The legislation comes amid repeated allegations of UC mismanagement at Los Alamos and Livermore—the nation’s premier nuclear weapons labs.  

UC faces tough decisions on whether to bid on all three laboratories, the operations of which UC spokesperson Chris Harrington estimated could cost more than $25 million—paid for primarily with lab management fees from the Energy Department.  

While university advisors question the wisdom of retaining Livermore—about 30 miles from UC headquarters—and far-flung Los Alamos—nestled on a high plateau in the New Mexico desert—they insist that LBNL, situated on UC Berkeley grounds and home to hundreds of UC Berkeley faculty and students, must remain with the school. 

“It’s a no-brainer,” said California Institute of Technology Provost Steven Koonin, who advises UC on its labs. “From an institutional sense it’s hard to imagine anyone else able to compete or doing an effective job managing it.” 

Lawrence Berkeley Lab was founded in 1931 and despite becoming a federal lab in 1942, it retains close ties to the university. Among the lab’s 1250 scientists and engineers, 241 are members of the UC Berkeley faculty. Additionally the lab employs 447 graduate students and 67 undergraduates, said Lab spokesperson Ron Kolb said. 

“A lot of what makes the lab work so well is the coordination with UC,” said Staff Scientist Robert Clear. “Bringing in [the University of] Texas could break that special relationship and that would hurt tremendously.” 

Although UC’s contract to run LBNL expires in January, the legislation allows the Department of Energy to delay bidding for up to two years, and UC advisors expect the competition for Berkeley Lab to follow those of Livermore and Los Alamos whose contracts expire in September, 2005. 

The UC Board of Regents will make the final call on whether it will bid for all three labs, Harrington said, based in part on the university’s financial resources and an electronic vote by the Academic Senate scheduled for May. 

Academic Senate Vice Chair George Blumenthal is conducting the poll and said the tough call will be what to do with Livermore and Los Alamos.  

“Everyone wants Berkeley to stay with UC, but there are many questions on the other two.” Some faculty members, he said, have expressed concern that with the mission of Livermore and, especially, Los Alamos shifting towards design and manufacture of next-generation nuclear weapons, it was time for the university to relinquish control.
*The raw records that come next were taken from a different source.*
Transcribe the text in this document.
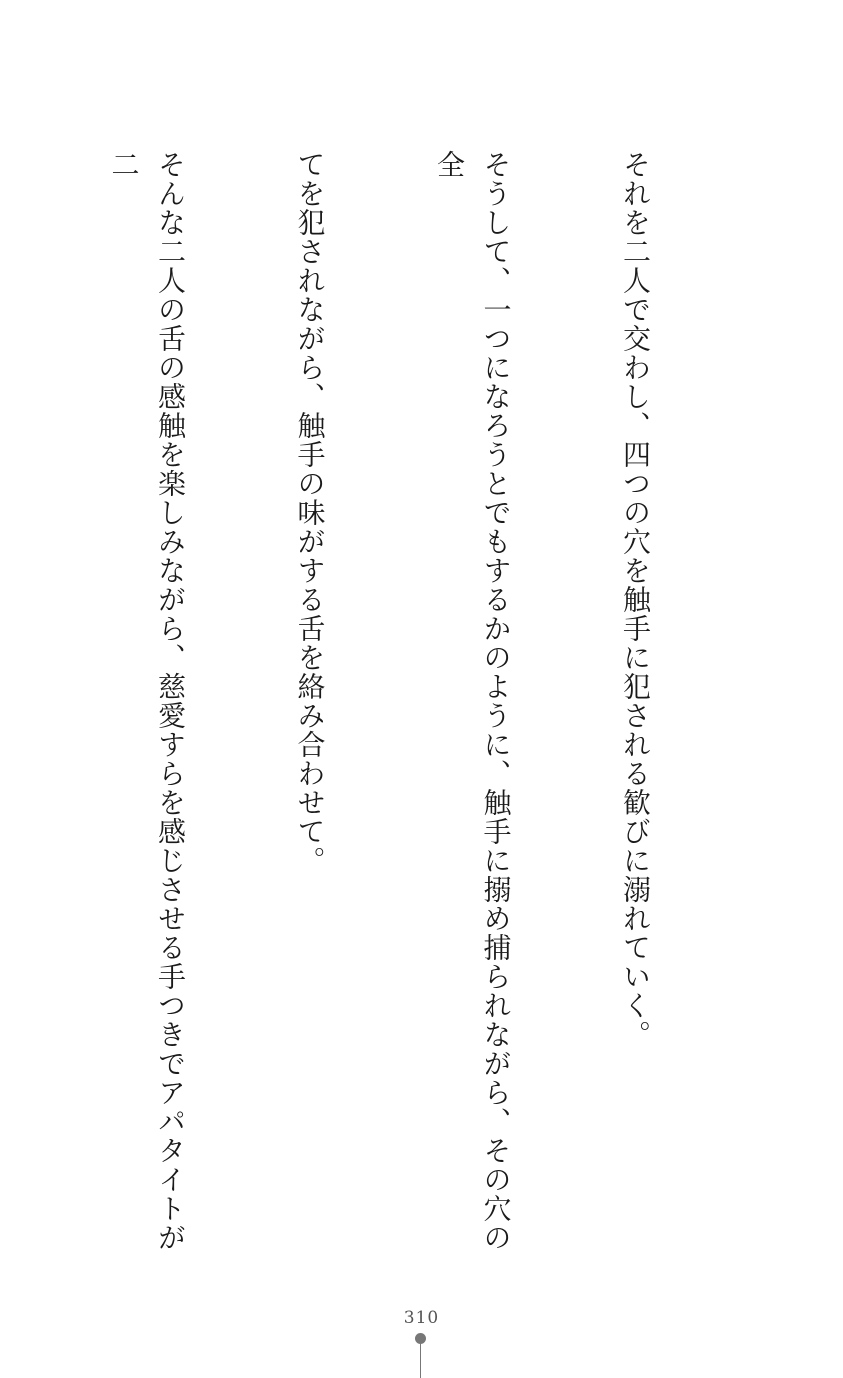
それを二人で交わし、四つの穴を触手に犯される歓びに溺れていく。

そうして、一つになろうとでもするかのように、触手に搦め捕られながら、その穴の全

てを犯されながら、触手の味がする舌を絡み合わせて。

そんな二人の舌の感触を楽しみながら、慈愛すらを感じさせる手つきでアパタイトが二

310
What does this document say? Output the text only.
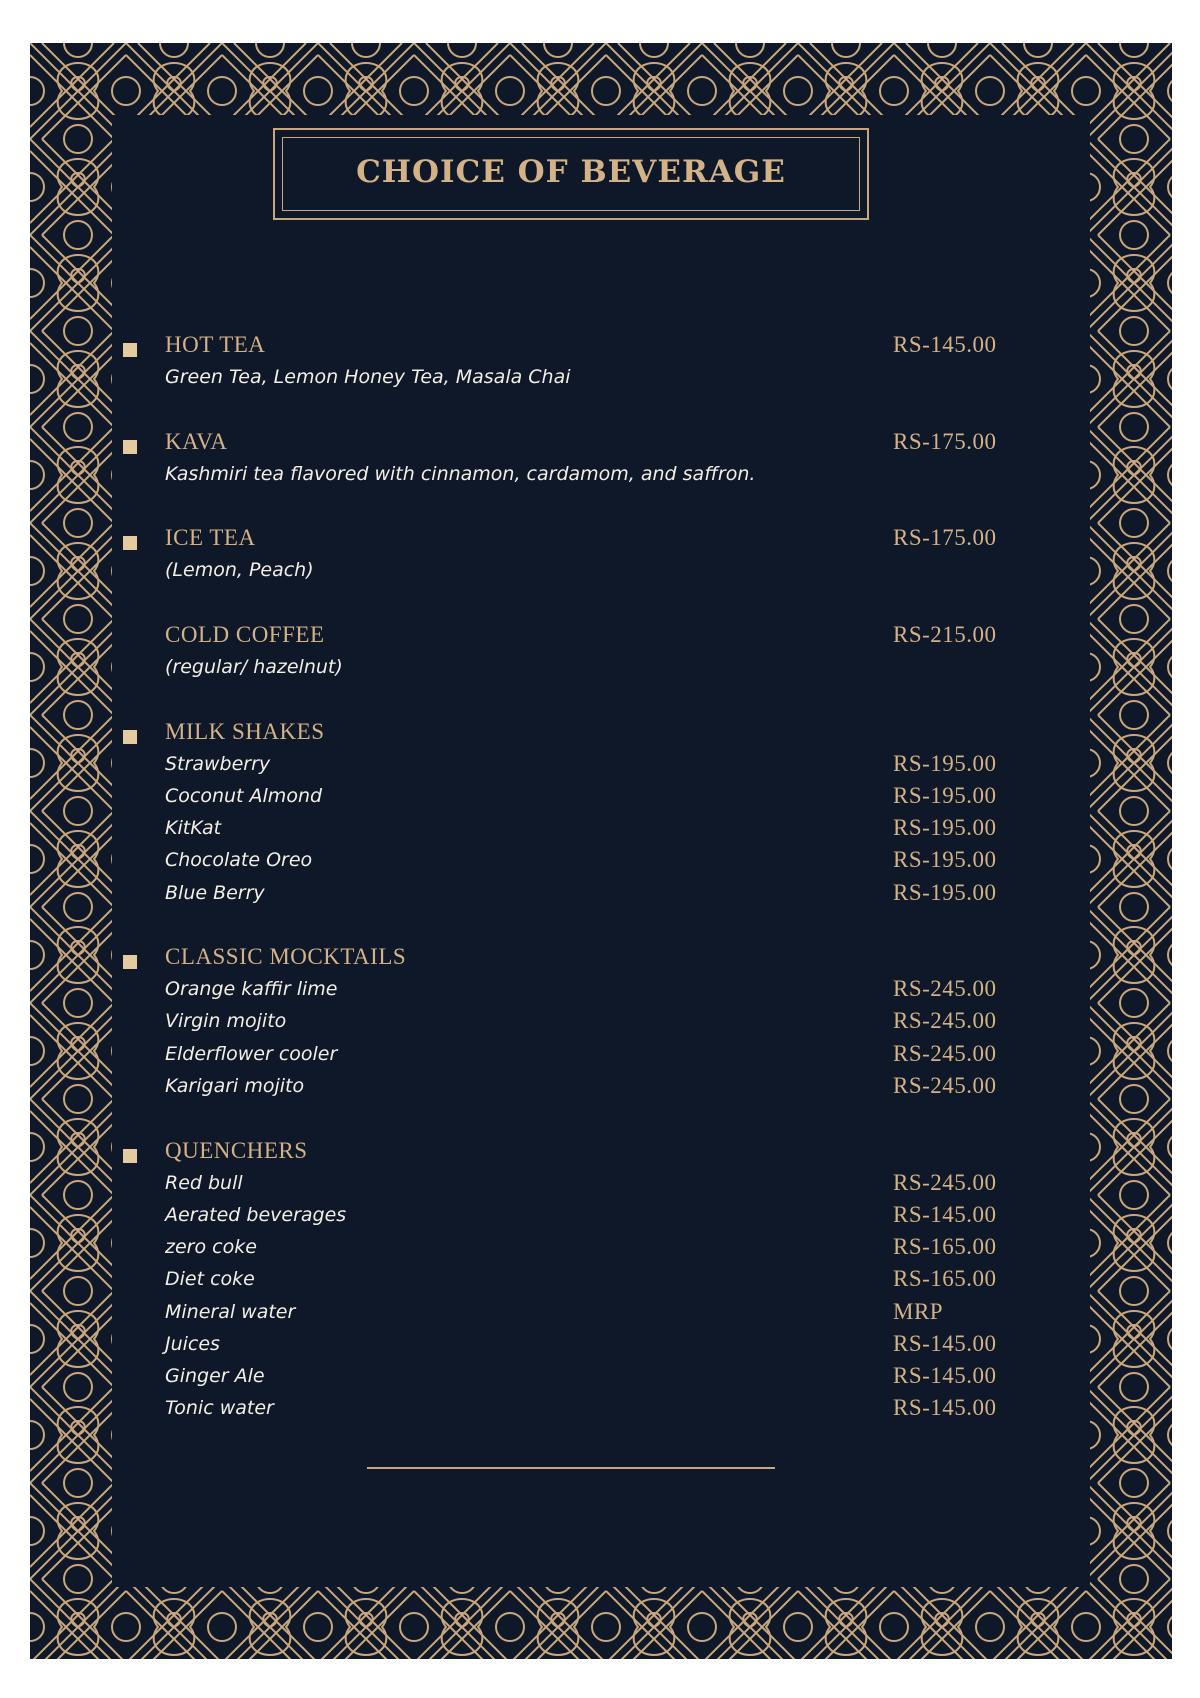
CHOICE OF BEVERAGE
HOT TEA	RS-145.00
Green Tea, Lemon Honey Tea, Masala Chai
KAVA	RS-175.00
Kashmiri tea flavored with cinnamon, cardamom, and saffron.
ICE TEA	RS-175.00
(Lemon, Peach)
COLD COFFEE	RS-215.00
(regular/ hazelnut)
MILK SHAKES
Strawberry	RS-195.00
Coconut Almond	RS-195.00
KitKat	RS-195.00
Chocolate Oreo	RS-195.00
Blue Berry	RS-195.00
CLASSIC MOCKTAILS
Orange kaffir lime	RS-245.00
Virgin mojito	RS-245.00
Elderflower cooler	RS-245.00
Karigari mojito	RS-245.00
QUENCHERS
Red bull	RS-245.00
Aerated beverages	RS-145.00
zero coke	RS-165.00
Diet coke	RS-165.00
Mineral water	MRP
Juices	RS-145.00
Ginger Ale	RS-145.00
Tonic water	RS-145.00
Berkeley lab does not perform weapons research. 

Blumenthal said he hoped that unlike previous polls taken in 1990 and 1996, which most professors skipped, the May vote will accurately reflect the will of the 13,000 member faculty. 

“The Board of Regents stakes its reputation on the prestige of its faculty,” he said. “If the faculty are opposed to bidding to retain the labs, the Regents should know about it and the Department of Energy should know about it.” 

Future UC management of Livermore and Los Alamos will likely include a corporate partner to handle financial management, Koonin said. 

Los Alamos has been plagued by scandal in recent years, which led to the dismissal of the lab director and 18 other officials, and just last week lab officials acknowledged that they had lost 10 disks with classified data. In October, LBNL suspended its chief financial officer after an audit uncovered faulty bookkeeping practices, but found no sign of fraud. 

The Department of Energy has awarded two of their last three lab management contracts to university-corporate partnerships, but Koonin said that since Berkeley lab is so different from the weapons labs, “it was not obvious that UC would need or want corporate partners.” 

Kolb didn’t expect major staff turnover in the event UC lost control of Berkeley lab, but feared that transferring retirement benefits could be tricky. 

Asked if the government might just move the whole operation out of Berkeley, Koonin replied that the lab is “so closely tied to the expertise of Berkeley faculty and has such a huge physical plant, I don’t see how the government could pick it up and move it elsewhere.”